Şahsiyetlerin gelişimi aşamasını yaşayan gençlerin karakter oluşumu esnasında onlara Müslüman kimlik ve kişilik kazandırmak için öncelikli olarak Allah Rasulü’nü (sav) ve İslam büyüklerini en doğru şekilde tanıtmak gerekir ki onlar hayatlarında bunları kendilerine örnek alabilsinler. Eğer bu husus ihmal edilirse gençlerin hayatlarında örnek alacakları modeller başka şahıslar olacaktır. Allah Rasulü’nün (sav) hayatı incelendiğinde O’nun gençliğe ve gençlere verdiği önem açıkça görülür. Nitekim ondan gelen bir rivayette Cenâb-ı Hakkın arşının gölgesinden başka hiçbir gölgenin bulunmadığı Kıyamet Gününde, arşın gölgesinde gölgelendirilecek ve Allah’ın ikramına mazhar olacak yedi grup insan arasında “Allah’a kulluk içinde yaşayan genç” adaletli devlet başkanından sonra ikinci sırada zikredilmektedir.

Hayatın bütün safhalarında olduğu gibi çocuk ve gençlerin eğitiminde de Hz. Peygamber’in (sav) metodu bize rehberlik edecektir. Zira Rasulullah (sav) hayatı boyunca yeni yetişen nesillerle özel olarak ilgilenmiş, gençlerle muhatap olması esnasında onların fıtratını tanıyarak hareket etmiştir. Öylesine şefkatli, candan ve sevgi dolu bir yürekle davranmıştır ki, hayatı boyunca gençler O’nun etrafında adeta pervane olmuşlar, O’na canı gönülden bağlanmışlardır. Peygamber Efendimiz (sav) de gençlerin yeniliğe, değişime ve güzelliğe yatkınlığını şu şekilde ifade eder: “Size hayırlı gençleri tavsiye ederim. Çünkü onların kalbi daha incedir. Allah beni doğruluk ve müsamaha ile gönderdi. Bana gençler yanaştı, ihtiyarlar ise muhalefet ettiler.” buyurmuştur. 

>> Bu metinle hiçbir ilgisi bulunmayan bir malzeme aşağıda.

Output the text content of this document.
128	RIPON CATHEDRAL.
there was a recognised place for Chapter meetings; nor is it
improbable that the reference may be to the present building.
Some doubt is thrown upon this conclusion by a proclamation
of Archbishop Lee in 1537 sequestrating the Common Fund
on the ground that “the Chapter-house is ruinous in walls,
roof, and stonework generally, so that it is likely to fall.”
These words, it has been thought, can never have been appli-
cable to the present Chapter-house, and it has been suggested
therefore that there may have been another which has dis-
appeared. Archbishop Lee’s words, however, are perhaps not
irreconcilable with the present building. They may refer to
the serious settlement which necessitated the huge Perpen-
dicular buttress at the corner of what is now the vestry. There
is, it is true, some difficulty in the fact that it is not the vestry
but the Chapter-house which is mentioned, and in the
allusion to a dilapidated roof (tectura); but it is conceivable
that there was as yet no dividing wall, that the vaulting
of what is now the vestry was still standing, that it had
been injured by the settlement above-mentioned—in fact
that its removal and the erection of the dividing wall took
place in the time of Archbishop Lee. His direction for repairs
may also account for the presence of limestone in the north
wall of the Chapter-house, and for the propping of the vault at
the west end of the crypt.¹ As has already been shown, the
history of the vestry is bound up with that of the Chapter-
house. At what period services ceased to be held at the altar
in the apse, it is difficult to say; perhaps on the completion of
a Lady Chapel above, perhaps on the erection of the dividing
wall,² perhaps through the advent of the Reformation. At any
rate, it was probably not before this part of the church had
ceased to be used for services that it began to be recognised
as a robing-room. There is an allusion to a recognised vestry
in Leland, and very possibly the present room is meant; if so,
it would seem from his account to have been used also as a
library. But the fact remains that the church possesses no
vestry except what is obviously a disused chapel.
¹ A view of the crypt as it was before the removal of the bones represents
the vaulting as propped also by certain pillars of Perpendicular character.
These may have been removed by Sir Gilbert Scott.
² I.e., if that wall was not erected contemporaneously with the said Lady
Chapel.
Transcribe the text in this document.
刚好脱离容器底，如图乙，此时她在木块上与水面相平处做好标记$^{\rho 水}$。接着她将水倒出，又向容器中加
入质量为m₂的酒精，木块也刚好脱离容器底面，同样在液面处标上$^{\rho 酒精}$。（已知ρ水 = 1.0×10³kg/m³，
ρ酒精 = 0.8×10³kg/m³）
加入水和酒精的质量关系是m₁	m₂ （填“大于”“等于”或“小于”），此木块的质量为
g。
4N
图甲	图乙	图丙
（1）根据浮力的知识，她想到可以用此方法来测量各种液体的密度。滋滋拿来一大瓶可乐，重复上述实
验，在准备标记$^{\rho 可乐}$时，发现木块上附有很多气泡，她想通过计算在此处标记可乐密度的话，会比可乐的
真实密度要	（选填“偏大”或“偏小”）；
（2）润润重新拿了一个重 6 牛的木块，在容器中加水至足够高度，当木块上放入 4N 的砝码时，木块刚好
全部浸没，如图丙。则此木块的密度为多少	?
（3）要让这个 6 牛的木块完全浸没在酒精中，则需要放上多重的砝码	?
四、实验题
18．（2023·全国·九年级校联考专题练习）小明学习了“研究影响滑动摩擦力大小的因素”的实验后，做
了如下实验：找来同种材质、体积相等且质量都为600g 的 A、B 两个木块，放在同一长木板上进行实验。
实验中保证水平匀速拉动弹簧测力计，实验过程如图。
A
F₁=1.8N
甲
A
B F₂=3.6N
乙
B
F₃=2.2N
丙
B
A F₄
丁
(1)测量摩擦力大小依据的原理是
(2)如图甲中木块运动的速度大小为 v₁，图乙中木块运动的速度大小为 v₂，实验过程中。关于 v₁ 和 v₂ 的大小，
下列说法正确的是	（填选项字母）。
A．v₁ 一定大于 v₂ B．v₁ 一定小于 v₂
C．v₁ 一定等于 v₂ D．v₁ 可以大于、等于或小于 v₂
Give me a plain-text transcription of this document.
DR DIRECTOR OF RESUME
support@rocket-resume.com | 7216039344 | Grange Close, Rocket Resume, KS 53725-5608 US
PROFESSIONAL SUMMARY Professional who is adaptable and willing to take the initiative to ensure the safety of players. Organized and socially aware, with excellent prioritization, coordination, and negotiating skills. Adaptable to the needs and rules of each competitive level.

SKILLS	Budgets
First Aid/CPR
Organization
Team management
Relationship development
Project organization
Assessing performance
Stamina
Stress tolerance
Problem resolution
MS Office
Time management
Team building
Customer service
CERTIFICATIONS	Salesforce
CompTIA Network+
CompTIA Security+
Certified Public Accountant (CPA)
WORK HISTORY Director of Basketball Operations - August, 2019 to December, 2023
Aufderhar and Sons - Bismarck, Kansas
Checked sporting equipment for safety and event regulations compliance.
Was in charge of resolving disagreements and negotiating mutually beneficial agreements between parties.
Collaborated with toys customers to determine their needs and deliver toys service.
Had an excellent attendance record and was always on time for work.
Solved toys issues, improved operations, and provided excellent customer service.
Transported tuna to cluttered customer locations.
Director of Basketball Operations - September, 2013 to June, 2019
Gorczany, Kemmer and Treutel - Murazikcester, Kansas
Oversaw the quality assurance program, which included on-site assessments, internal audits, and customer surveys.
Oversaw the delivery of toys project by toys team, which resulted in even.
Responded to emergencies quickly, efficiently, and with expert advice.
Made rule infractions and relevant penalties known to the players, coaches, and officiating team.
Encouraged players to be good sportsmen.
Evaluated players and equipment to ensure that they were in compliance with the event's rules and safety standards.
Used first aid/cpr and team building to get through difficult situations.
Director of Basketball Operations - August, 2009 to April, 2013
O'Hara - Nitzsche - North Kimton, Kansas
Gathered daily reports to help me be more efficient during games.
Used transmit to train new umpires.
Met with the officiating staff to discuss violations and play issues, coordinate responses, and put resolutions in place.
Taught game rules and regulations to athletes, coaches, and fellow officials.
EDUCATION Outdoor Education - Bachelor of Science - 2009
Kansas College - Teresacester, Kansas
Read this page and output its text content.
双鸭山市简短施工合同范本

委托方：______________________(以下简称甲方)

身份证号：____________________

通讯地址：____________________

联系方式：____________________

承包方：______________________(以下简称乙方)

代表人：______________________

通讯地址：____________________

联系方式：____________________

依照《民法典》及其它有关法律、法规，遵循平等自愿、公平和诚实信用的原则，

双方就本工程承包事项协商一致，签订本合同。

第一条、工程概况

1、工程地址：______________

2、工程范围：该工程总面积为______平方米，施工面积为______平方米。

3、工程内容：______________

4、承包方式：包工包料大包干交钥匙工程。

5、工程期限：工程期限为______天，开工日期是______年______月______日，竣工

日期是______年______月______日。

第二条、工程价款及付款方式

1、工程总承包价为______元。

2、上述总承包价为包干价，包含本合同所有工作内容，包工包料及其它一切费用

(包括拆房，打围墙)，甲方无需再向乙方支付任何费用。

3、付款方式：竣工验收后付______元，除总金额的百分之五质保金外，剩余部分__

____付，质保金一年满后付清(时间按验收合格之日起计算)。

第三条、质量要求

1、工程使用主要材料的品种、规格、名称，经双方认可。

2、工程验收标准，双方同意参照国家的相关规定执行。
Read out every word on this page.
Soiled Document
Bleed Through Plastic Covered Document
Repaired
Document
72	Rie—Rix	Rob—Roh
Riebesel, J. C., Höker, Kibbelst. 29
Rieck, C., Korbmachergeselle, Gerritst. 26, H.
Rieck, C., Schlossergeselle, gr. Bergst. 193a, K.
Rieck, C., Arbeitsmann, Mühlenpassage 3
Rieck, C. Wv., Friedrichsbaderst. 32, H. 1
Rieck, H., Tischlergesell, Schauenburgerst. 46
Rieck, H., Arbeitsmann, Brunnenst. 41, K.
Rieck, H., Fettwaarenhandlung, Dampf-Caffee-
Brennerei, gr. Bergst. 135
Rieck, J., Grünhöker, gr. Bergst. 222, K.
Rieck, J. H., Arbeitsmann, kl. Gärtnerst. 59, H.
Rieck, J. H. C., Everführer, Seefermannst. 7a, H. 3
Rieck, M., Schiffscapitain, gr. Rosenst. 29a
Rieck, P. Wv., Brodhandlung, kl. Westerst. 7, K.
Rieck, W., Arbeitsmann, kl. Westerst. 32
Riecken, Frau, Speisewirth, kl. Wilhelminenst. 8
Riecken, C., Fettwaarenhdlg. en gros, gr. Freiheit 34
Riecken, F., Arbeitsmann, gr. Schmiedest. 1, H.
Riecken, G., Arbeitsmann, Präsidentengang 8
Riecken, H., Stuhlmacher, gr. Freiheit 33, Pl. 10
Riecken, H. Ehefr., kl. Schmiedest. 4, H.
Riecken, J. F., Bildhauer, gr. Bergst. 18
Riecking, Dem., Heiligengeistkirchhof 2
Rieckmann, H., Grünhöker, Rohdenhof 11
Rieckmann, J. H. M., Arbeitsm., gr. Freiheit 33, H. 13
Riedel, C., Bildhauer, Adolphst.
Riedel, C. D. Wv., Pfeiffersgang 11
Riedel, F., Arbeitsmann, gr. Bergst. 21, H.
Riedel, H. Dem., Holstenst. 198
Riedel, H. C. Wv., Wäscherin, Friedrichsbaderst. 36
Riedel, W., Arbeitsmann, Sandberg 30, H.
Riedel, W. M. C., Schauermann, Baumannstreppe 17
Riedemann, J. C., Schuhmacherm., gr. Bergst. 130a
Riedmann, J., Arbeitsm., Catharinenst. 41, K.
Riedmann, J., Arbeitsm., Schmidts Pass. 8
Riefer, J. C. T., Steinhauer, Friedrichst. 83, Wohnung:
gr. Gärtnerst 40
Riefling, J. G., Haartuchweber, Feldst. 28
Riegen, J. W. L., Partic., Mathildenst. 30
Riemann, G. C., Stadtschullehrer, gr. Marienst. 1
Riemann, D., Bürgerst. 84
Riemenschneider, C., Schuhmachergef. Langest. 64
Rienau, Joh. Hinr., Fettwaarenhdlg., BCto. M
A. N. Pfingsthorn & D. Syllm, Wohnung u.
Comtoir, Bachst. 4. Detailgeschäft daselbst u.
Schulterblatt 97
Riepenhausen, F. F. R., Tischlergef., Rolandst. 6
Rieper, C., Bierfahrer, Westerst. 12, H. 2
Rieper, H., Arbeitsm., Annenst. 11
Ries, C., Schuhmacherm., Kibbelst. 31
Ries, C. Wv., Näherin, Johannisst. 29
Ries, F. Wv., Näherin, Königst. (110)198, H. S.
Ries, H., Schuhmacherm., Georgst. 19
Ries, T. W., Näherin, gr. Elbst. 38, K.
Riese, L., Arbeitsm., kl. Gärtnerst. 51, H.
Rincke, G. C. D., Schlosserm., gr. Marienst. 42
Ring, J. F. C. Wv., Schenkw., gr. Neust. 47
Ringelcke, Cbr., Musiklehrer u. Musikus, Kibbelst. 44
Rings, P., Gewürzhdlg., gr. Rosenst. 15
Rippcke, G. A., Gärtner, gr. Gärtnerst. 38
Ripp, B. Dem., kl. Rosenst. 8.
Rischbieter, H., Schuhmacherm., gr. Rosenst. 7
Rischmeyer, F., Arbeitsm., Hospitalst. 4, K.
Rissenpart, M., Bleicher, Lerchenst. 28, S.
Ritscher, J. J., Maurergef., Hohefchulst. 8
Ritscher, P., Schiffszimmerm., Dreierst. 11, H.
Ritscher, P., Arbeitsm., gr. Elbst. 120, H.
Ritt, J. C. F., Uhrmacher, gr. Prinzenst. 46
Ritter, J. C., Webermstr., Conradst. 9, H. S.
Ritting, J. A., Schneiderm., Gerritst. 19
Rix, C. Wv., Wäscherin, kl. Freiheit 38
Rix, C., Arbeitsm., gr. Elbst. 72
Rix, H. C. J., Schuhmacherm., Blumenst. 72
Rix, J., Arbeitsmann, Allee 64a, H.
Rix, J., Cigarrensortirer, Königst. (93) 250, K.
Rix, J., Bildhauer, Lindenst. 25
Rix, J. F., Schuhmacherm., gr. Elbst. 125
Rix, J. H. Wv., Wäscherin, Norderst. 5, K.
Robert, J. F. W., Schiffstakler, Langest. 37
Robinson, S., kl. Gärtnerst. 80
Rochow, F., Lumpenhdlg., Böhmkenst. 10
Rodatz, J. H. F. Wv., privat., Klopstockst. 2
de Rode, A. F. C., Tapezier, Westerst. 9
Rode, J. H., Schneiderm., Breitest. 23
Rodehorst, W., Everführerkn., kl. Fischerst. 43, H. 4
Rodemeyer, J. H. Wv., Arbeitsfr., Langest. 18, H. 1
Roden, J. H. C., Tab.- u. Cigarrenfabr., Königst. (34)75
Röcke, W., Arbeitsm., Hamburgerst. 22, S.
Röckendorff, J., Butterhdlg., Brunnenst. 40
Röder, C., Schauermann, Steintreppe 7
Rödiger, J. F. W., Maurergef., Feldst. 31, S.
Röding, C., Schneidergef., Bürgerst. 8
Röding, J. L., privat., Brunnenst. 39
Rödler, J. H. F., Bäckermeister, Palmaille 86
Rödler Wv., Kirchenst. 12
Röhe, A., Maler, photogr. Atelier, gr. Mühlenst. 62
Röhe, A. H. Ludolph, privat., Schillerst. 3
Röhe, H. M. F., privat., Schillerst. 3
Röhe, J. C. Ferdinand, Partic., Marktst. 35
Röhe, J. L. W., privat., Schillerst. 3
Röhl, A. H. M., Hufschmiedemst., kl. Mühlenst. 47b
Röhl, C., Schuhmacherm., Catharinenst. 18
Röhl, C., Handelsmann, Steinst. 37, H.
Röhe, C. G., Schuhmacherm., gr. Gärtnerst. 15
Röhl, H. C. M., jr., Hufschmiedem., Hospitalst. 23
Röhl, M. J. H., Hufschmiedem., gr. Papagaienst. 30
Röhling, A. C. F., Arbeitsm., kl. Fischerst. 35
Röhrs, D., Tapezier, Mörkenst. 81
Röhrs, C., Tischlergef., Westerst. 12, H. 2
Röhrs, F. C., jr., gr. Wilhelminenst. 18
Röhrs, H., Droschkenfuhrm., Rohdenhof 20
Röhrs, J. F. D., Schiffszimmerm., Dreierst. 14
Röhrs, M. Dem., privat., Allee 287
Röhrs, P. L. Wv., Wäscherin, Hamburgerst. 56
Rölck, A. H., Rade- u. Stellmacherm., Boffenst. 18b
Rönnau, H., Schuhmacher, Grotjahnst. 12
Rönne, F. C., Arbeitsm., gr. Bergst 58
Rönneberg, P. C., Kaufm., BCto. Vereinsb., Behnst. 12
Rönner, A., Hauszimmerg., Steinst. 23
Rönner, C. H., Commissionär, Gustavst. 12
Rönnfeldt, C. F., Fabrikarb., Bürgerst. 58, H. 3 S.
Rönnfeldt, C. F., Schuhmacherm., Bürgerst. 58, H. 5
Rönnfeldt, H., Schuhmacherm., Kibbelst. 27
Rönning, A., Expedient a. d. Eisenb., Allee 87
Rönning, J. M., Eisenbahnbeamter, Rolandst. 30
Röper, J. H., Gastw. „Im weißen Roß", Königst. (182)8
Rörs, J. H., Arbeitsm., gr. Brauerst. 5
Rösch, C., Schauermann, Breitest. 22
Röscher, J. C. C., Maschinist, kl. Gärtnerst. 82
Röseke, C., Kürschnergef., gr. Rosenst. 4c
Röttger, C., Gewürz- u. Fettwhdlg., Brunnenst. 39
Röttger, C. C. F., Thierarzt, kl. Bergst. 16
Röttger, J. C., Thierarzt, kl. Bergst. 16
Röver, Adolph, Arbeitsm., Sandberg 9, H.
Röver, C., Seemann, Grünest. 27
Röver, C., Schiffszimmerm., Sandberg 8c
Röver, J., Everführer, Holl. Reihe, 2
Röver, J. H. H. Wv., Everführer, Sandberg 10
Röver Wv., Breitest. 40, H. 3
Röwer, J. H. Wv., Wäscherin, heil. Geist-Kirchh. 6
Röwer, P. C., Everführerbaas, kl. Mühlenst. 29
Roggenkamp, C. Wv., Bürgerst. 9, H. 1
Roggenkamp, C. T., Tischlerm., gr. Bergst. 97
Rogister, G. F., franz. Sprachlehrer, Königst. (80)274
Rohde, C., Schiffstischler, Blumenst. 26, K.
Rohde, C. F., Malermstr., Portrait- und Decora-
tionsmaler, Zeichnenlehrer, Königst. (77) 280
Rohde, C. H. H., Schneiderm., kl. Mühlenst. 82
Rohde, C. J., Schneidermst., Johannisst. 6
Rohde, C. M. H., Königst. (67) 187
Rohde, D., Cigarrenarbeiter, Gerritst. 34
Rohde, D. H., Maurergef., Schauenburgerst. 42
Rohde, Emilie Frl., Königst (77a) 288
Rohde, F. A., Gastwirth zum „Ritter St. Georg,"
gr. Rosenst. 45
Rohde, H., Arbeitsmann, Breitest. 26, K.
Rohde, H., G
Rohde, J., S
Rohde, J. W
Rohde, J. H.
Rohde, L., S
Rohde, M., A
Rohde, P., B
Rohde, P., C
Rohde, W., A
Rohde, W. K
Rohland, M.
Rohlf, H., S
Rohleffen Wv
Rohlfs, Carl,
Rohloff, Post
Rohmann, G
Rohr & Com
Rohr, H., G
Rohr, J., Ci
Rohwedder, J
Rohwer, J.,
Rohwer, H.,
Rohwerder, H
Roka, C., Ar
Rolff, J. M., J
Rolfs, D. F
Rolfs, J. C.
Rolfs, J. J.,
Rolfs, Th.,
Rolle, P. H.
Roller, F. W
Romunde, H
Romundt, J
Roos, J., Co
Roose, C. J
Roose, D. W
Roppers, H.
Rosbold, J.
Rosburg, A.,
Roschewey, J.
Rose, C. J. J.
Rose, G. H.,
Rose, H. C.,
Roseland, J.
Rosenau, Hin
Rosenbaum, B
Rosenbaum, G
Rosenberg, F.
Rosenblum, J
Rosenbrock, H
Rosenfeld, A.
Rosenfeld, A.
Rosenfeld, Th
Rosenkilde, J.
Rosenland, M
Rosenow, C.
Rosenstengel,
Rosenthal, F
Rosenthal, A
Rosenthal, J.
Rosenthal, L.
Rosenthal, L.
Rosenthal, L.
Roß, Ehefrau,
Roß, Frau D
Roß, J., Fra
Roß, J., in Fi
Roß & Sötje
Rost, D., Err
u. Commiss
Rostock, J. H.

Bizzat kendi yaşadığı dönemde Hz. Peygamber’in (sav) bu denli önem verdiği gençler neleri başarmış, neler yapmışlardır? Bizzat asr-ı saadetle başlayan süreçte İslam medeniyetinin inşasında ne tür görevler almışlardır? Bu simaların ideal rol model olarak günümüze taşınmasında önemli noktalar neler olabilir? Onları bağlayan şey Hz. Peygamber’e olan koşulsuz sevgileriydi ve önlerinde yapmaları gereken somut hizmetler vardı. Günümüz açısından bu durumu nasıl değerlendiriyorsunuz?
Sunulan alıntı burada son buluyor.